Читаем Разговоры с Гете в последние годы его жизни полностью

Гёте продолжал с восхищением говорить о Вальтере Скотте. Я просил его запечатлеть на бумаге свою точку зрения на Вальтера Скотта, но он отклонил мою просьбу, заметив, что о высоком мастерстве этого писателя очень трудно высказываться публично.

Понедельник, 14 марта 1831 г.

За столом у Гёте о чем только не говорили. Я должен был рассказать ему о «Немой из Портичи» [82], которую давали третьего дня.
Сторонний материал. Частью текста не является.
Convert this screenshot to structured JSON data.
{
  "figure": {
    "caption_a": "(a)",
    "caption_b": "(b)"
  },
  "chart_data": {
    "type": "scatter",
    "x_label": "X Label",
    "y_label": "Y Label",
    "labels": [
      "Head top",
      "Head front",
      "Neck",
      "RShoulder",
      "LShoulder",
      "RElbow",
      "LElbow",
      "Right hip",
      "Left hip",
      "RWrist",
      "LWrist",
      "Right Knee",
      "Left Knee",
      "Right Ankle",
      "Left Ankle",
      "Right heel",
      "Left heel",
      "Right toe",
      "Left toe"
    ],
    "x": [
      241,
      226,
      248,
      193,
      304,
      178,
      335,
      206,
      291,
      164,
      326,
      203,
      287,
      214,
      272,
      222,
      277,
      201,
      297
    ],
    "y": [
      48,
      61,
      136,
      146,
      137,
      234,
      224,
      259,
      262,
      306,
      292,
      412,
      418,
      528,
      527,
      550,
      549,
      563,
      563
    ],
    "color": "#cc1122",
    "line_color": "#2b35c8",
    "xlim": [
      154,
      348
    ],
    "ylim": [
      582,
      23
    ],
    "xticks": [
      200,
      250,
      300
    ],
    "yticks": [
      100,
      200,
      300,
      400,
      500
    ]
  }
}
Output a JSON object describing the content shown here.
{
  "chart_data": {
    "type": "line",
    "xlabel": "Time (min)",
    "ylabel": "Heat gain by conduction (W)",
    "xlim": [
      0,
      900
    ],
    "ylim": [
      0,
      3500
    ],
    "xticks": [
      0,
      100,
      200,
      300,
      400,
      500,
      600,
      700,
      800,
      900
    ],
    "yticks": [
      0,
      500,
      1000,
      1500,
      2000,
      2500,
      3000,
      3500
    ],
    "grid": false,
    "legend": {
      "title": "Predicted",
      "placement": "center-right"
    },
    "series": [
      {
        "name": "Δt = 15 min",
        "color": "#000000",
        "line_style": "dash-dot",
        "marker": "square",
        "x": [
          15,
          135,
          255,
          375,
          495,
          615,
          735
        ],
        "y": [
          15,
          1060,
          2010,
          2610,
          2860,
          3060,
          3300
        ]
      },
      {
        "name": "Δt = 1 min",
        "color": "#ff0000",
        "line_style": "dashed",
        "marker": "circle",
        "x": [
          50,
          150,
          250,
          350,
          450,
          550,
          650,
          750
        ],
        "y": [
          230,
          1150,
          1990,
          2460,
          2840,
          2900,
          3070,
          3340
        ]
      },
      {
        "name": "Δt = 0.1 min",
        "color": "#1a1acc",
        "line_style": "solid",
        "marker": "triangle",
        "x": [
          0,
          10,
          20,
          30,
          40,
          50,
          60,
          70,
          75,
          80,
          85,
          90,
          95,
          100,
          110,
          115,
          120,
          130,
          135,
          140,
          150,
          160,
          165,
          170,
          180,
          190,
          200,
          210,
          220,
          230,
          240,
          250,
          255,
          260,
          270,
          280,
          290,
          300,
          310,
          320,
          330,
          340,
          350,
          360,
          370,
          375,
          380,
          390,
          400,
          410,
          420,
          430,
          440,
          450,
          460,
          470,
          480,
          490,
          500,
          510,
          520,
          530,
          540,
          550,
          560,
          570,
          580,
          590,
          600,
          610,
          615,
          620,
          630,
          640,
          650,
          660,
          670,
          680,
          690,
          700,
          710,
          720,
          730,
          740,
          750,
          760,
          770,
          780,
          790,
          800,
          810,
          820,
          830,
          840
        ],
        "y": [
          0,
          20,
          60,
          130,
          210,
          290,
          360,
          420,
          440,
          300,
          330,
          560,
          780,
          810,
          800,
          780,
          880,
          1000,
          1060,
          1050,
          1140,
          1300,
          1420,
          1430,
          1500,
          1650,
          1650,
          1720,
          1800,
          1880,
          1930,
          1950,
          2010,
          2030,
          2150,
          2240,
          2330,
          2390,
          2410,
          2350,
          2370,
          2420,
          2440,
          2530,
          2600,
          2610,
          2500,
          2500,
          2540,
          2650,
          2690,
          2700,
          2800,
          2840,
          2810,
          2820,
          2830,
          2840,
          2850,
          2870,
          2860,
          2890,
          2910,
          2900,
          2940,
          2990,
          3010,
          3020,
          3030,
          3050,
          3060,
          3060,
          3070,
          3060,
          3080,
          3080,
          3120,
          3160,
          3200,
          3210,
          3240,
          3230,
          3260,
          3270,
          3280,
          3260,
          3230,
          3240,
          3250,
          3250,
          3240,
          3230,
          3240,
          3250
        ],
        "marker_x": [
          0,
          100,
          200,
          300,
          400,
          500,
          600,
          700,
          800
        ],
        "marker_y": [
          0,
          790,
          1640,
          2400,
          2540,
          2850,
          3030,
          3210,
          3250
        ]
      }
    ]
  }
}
Разговор зашел и о том, что обоснованных революционных мотивов в ней, пожалуй, не найдешь, но людям всегда приятно заполнять пустоты тем, что им не по душе в родном городе, в родной стране.

— Вся опера, — сказал Гёте, — по сути дела, сатира на народ, ибо сделать общественным достоянием любовную интрижку юной рыбачки и наречь тираном владетельного князя только за то, что он женится на принцессе, — это уж такая смехотворная нелепость, что дальше ехать некуда.

На десерт Гёте показал мне рисунки, иллюстрирующие берлинские поговорки [83]. Среди них имелись презабавные вещички, давшие ему повод похвалить за чувство меры художника, который только приблизился к карикатуре, но отнюдь не злоупотребил ею.

Вторник, 15 марта 1831 г.

Все утро занимаюсь рукописью четвертого тома «Поэзии и правды». Послал Гёте записку следующего содержания:

«Вторую, четвертую и пятую книгу можно считать вполне законченными, за исключением отдельных мелочен, которые легко будет устранить при последнем просмотре.

Касательно книг первой и третьей, я должен сказать следующее:

КНИГА ПЕРВАЯ

Рассказ о неудачном исходе глазной операции, произведенной Юнгом, так значителен, что люди могут извлечь из него немало глубочайших наблюдений; если же ненароком услышать его в обществе, то в оживленной беседе немедленно возникнет пауза. Посему я советую закончить им первую книгу, дабы и здесь возникла своего рода пауза.

Прелестные маленькие истории с пожаром на еврейской улице и катаньем на коньках в материнской красной бархатной шубке, завершающие первую книгу, думается мне, лучше пришлись бы к месту там, где речь идет о бессознательном, абсолютно непреднамеренном поэтическом творчестве. Ведь оба эти случая свидетельствуют о похожем состоянии духа, таком счастливом, что человек совершает тот или иной поступок, прежде чем мысль о нем придет ему в голову.

КНИГА ТРЕТЬЯ

В нее, как мы договаривались, войдет все, касающееся внешнеполитического положения в 1775 году, положения внутри Германии, а также просвещение дворянства и прочего, что Вам еще угодно будет продиктовать.

Остальное, то есть «Свадьба Гансвурста» и другие как оконченные, так и неоконченные произведения, в случае, если вы сочтете, что они не должны входить в уже очень объемистую четвертую книгу или что они нарушат в ней связь между превосходно пригнанными частями, может быть включено в третью.

Для этой цели я подготовил и вложил в нее все наметки и фрагменты, теперь мне остается только пожелать Вам удачи и доброго расположения, для того чтобы заполнить пробелы, как всегда, с бодростью духа и обаятельной непринужденностью.

Э.

»


Обед с принцем и господином Сорэ. Много говорили о Курье и о развязке «Новеллы» Гёте; я заметил, что ее содержание и воспроизведение такового стоят на столь недосягаемой высоте, что простой смертный не знает, как с нею обходиться. Его томит желание снова услышать и увидеть уже слышанное и виденное. И если мы привыкли встречать цветы поэзии в поэтическом Элизиуме, то здесь нас поражает цветок, возросший на вполне реальной почве. В поэтических сферах — ни одно чудо не кажется настолько чудесным, чтобы в него нельзя было поверить, но в свете обыкновенного дня нас озадачивает все, что хоть немного отклоняется от обычного. Среди тысяч окружающих нас привычных чудес нас волнует лишь новоявленное чудо. Человеку нетрудно веровать в чудеса прошедших времен, но придать известную реальность сегодняшнему чуду и, наряду с видимой действительностью, чтить его как некую высшую действительность, — на такое, думается мне, человек уже более не способен, а может быть, эта способность вытравлена из него воспитанием. Поскольку наше столетие неуклонно становится прозаичнее, то по мере исчезновения приятия сверхчувственного и веры в него будет, конечно, исчезать и сама поэзия.

Конец Гётевской «Новеллы», собственно, требует от нас только сознания, что человек не вовсе покинут небожителями, что они, напротив, пекутся о нем и в нужде приходят ему на помощь.